Satu Tahun Prabowo-Gibran, Efisiensi Anggaran Dinilai Perlu Arah Baru


Ilustrasi anggaran. (foto: shutterstock/mistar)
Jakarta, MISTAR.ID
Satu tahun pemerintahan Presiden Prabowo Subianto dan Wakil Presiden Gibran Rakabuming Raka menandai babak baru pengelolaan fiskal nasional melalui kebijakan efisiensi anggaran.
Efisiensi anggaran menjadi tema besar yang terus digaungkan pemerintah sepanjang tahun pertama masa jabatan Prabowo-Gibran. Efisiensi anggaran mulai dilaksanakan saat Instruksi Presiden (Inpres) Nomor 1 Tahun 2025 terbit pada 22 Januari 2025.
Pemerintah menargetkan efisiensi anggaran dapat menghemat anggaran negara sebesar Rp306,69 triliun yang terdiri dari Rp256,10 triliun anggaran belanja kementerian dan lembaga serta Rp50,59 triliun transfer ke daerah (TKD). Namun, sejumlah ekonom menilai, kebijakan efisiensi tersebut kini perlu arah baru agar tidak memperlambat laju pertumbuhan ekonomi.
Direktur Ekonomi Digital Center of Economics and Law Studies (Celios) Nailul Huda mengatakan efisiensi anggaran memang penting untuk menjaga disiplin fiskal dan memastikan APBN digunakan secara hati-hati. Namun, efisiensi anggaran yang terlalu ketat justru bisa berdampak negatif terhadap aktivitas ekonomi nasional.
"Efisiensi yang dilakukan di awal memang seperti mengencangkan ikat pinggang dengan penghematan dimana-mana. Namun hasilnya adalah perekonomian jadi berjalan lambat," katanya, Senin (20/10/2025).

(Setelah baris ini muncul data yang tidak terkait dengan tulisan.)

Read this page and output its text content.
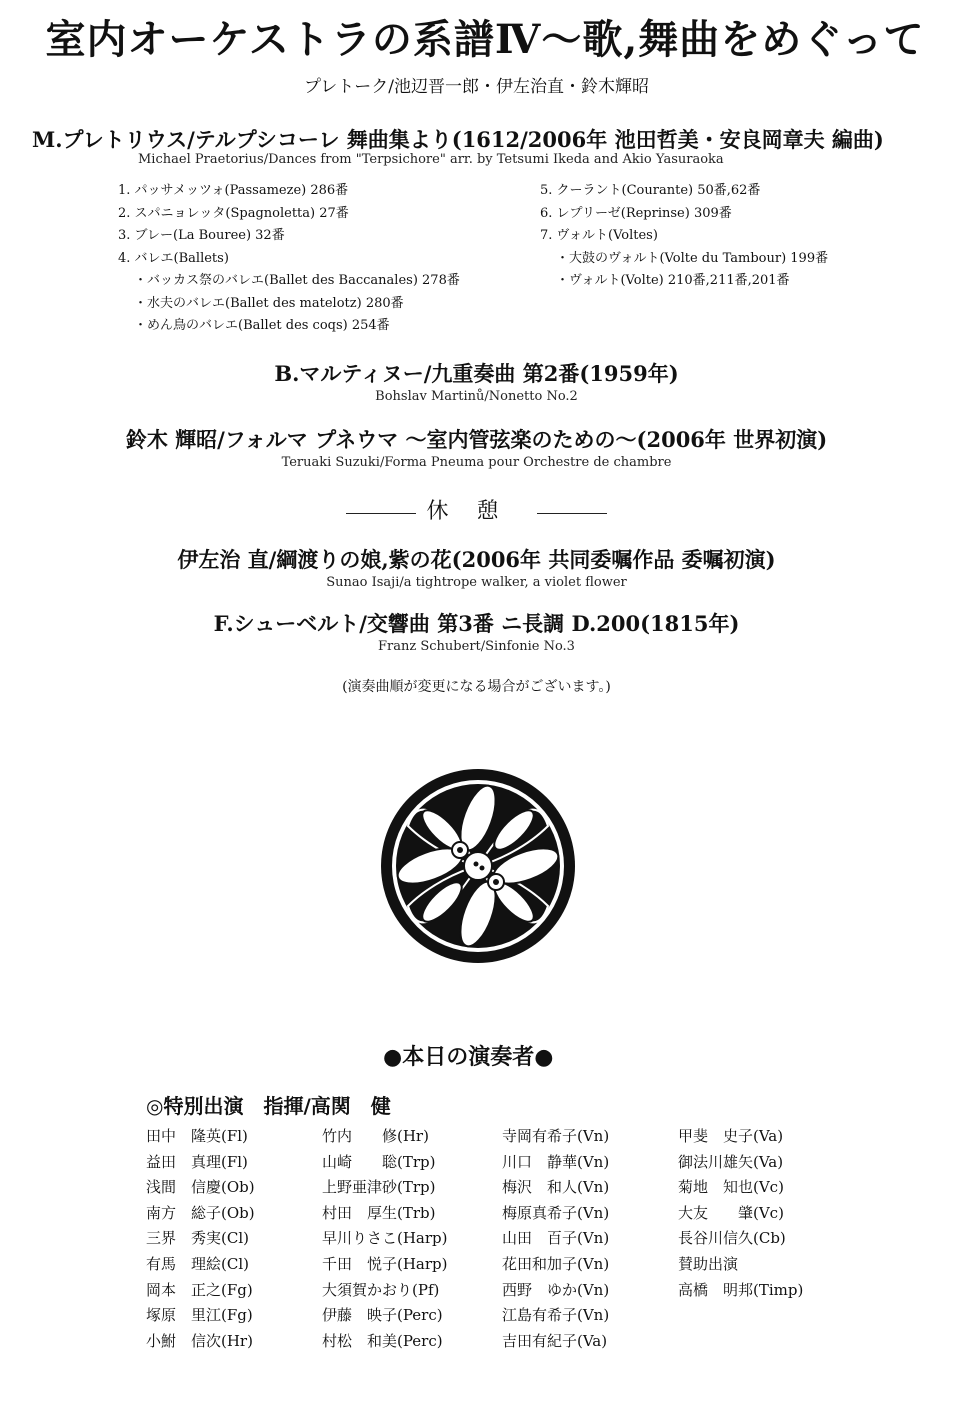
室内オーケストラの系譜Ⅳ～歌,舞曲をめぐって
プレトーク/池辺晋一郎・伊左治直・鈴木輝昭
M.プレトリウス/テルプシコーレ 舞曲集より(1612/2006年 池田哲美・安良岡章夫 編曲)
Michael Praetorius/Dances from "Terpsichore" arr. by Tetsumi Ikeda and Akio Yasuraoka
1. パッサメッツォ(Passameze) 286番
2. スパニョレッタ(Spagnoletta) 27番
3. ブレー(La Bouree) 32番
4. バレエ(Ballets)
・バッカス祭のバレエ(Ballet des Baccanales) 278番
・水夫のバレエ(Ballet des matelotz) 280番
・めん鳥のバレエ(Ballet des coqs) 254番
5. クーラント(Courante) 50番,62番
6. レプリーゼ(Reprinse) 309番
7. ヴォルト(Voltes)
・大鼓のヴォルト(Volte du Tambour) 199番
・ヴォルト(Volte) 210番,211番,201番
B.マルティヌー/九重奏曲 第2番(1959年)
Bohslav Martinů/Nonetto No.2
鈴木 輝昭/フォルマ プネウマ ～室内管弦楽のための～(2006年 世界初演)
Teruaki Suzuki/Forma Pneuma pour Orchestre de chambre
休憩
伊左治 直/綱渡りの娘,紫の花(2006年 共同委嘱作品 委嘱初演)
Sunao Isaji/a tightrope walker, a violet flower
F.シューベルト/交響曲 第3番 ニ長調 D.200(1815年)
Franz Schubert/Sinfonie No.3
(演奏曲順が変更になる場合がございます。)
●本日の演奏者●
◎特別出演　指揮/高関　健
田中　隆英(Fl)
益田　真理(Fl)
浅間　信慶(Ob)
南方　総子(Ob)
三界　秀実(Cl)
有馬　理絵(Cl)
岡本　正之(Fg)
塚原　里江(Fg)
小鮒　信次(Hr)
竹内　　修(Hr)
山崎　　聡(Trp)
上野亜津砂(Trp)
村田　厚生(Trb)
早川りさこ(Harp)
千田　悦子(Harp)
大須賀かおり(Pf)
伊藤　映子(Perc)
村松　和美(Perc)
寺岡有希子(Vn)
川口　静華(Vn)
梅沢　和人(Vn)
梅原真希子(Vn)
山田　百子(Vn)
花田和加子(Vn)
西野　ゆか(Vn)
江島有希子(Vn)
吉田有紀子(Va)
甲斐　史子(Va)
御法川雄矢(Va)
菊地　知也(Vc)
大友　　肇(Vc)
長谷川信久(Cb)
賛助出演
高橋　明邦(Timp)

Berdasarkan data Badan Pusat Statistik (BPS), pada kuartal I dan II 2025 pertumbuhan ekonomi Indonesia masih rendah yakni sebesar 4,87 persen dan 5,12 persen. Itu berarti sepanjang semester I 2025, pertumbuhan ekonomi RI hanya sebesar 4,99 persen. Masih jauh dari target dalam APBN 2025 yang sebesar 5,2 persen.
"Banyak sektor yang terkena dampak negatif dari efisiensi, termasuk perhotelan yang melakukan PHK juga ke karyawannya. Akibatnya, perekonomian menjadi jalan lebih lambat," tuturnya.
Padahal, menurutnya, dalam situasi perekonomian global yang masih diliputi ketidakpastian dan sektor usaha yang belum pulih, seharusnya belanja pemerintah menjadi motor penggerak utama ekonomi domestik.
Belanja pemerintah yang produktif dan terarah mampu menciptakan efek berganda (multiplier effect) terhadap daya beli masyarakat dan sektor usaha Sebaliknya, efisiensi yang berujung pada penundaan atau pembatasan realisasi anggaran hanya akan memperlambat putaran ekonomi.
"Dengan perekonomian seperti saat ini, belanja pemerintah harusnya bisa didorong untuk menjadi stimulus ekonomi," kata Nailul.
Kemudian seiring dengan pergantian Menteri Keuangan menjadi Purbaya Yudhi Sadewa, terjadi pergeseran makna efisiensi. Pemerintah cenderung melakukan efisiensi anggaran dengan mengalihkan anggaran belanja kementerian dan lembaga yang tidak terserap optimal untuk dialokasikan ke belanja prioritas lainnya.
Dengan kebijakan efisiensi seperti saat ini, setiap sen rupiah dari APBN justru dapat dimanfaatkan secara optimal agar memberikan dampak positif kepada masyarakat luas.
"Belanja yang tepat, bisa menimbulkan multiplier terhadap perekonomian. Ini yang perlu dilakukan ketika sektor swasta lagi bermasalah," ucapnya.
Menurutnya, prinsip efisiensi seharusnya tidak diartikan sebagai pemangkasan belanja, melainkan pengalokasian ulang untuk kegiatan yang memiliki nilai tambah tinggi. Dengan demikian, efisiensi dapat berjalan berdampingan dengan pertumbuhan ekonomi yang inklusif.